Morkonan wrote: ↑Wed, 26. Sep 18, 19:48
One of the things about this kind of situation is that you can introduce risks that are "bigger than they are."
Humans in LiS are too weak to make this work; I'd want to make them bystanders of a huge sh*tshow which they triggered, like being Serbia during World War I.
Voyager encountered many things that were "bigger than they are" and was put in the position of being the "weaker opponent that finally wins the day, for now" many times.
They were most often victims of their own stupidity. Why don't they post a watch? Why don't they solve their command paralysis problem when episode after episode it is proven again and again to be extremely and unnecessarily dangerous? Why aren't there standing orders to at least retreat at flank speed while they're going through their checklist of things they have to do before they're allowed to defend themselves? Why don't they start on that checklist BEFORE enemy ships begin shooting?
Why don't they read the laws of an alien civilization and negotiate diplomatic immunity before sending people in?
Why is Neelix in every go**amned episode?
And as per your complaint, why do they keep running into the same people?
Look how we outwitted certain doom!
I found them so dimwitted I was wishing they would die to serve as an object lesson in Darwin's unforgiving nature. Why haven't they already tried to communicate BEFORE the enemy ship starts shooting at them? Why failure after failure do they continue to fail in exactly the same ways? Why don't they post a watch?
Die, you morons, just die. You deserve nothing better. Set a good example to the rest of the universe and die for your stupidity.
In one episode their duplicated ship and crew actually does die. Who didn't see that coming?
Battlestar Galactica too the same sort of line, too. The first series a bit better than the second ...
The original BSG was terrible, but you need to see it as an adult to fully apprehend its awfulness. Humanity has almost been wiped out, but nobody seems to act like it. Society clicks along as if they were all on the Love Boat with a military escort whose top ace pilots go on adventures. Also there seem to be a lot of humans with their own civilizations and their own set of troubles who've never heard of Cylons. Do Cylons really want to exterminate humanity or just the Capricans?
The new series was fantastic the first two seasons. You really sensed the impending doom every episode, and people acted like you'd expect them to act.
"Radiological alarm!" Nothing says, "Take this threat seriously," like the most famous words in the series. Nuclear explosions are surprisingly bad at obliterating things made of hardened alloy metals, so the nukes are realistic as long as you imagine the real damage is the time the engineers must spend decontaminating irradiated ship parts.
The writers sadly had no plan starting with Season 3 and it showed. They should've ended Season 2 with a spectacular series-ending finale. Humans die, robots die, whatever. Robots find Earth first, are treated like celebrities: "OMG alien robots! Best day in Earth history ever!" and decide maybe genocide isn't necessary after all. Anything would be better than a Season 3 of "They Have a Plan" when there is in fact no plan.
I haven't seen the new show, so I'll see what I can do about correcting that.
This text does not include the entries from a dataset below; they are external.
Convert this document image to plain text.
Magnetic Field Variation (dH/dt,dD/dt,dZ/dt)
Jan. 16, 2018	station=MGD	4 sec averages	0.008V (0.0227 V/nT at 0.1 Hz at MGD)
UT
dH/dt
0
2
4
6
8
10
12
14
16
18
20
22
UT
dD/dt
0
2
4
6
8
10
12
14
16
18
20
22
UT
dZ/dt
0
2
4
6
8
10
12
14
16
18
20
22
My mom was kind of nerdy, so even though I consider the new Lost in Space to be rather purposefully directed at an audience of married women I found its family-centered narrative compelling. "This is what a healthy family should look like," is the part I liked, especially since the family is very nerdy and the values espoused nerdy as well: resourcefulness and hard work are good; deceptiveness and laziness are bad. It's a quasi-religious family values live-action Chick Tract for nerds. It's so unique I can't help but like it.
... Andromeda ...
Why can't the nerd-loser who can't get laid get laid once he becomes famous? Fame comes and goes yet nothing changes. How stupid do the writers think we are? Nothing turns a nerdy loser into "Julian Assange: ladies' man" faster than fame. Then you learn that being a famous ladies' man isn't really all that fulfilling and you grow as a character. This is called "character development" and is the bane of mediocre writers too lazy to change their archetypes.
There are a host of other problems with the show. It's too stupid to waste time with.
The Expanse
Season 3 required a lot of people who we would expect to be competent to carry the Idiot Ball to actually create suspense. You've triggered an alien defense mechanism so technologically advanced no one even understands how it works. What do you do? "Let's shoot our way out!" Nobody's that stupid and survives the harshness of space long enough to command a fleet of space ships.
Still the good outweighs the bad, the physics seem realistic -- I don't know of they are, but they seem like it -- and I appreciate the effort. The visuals are stunning. I highly recommend.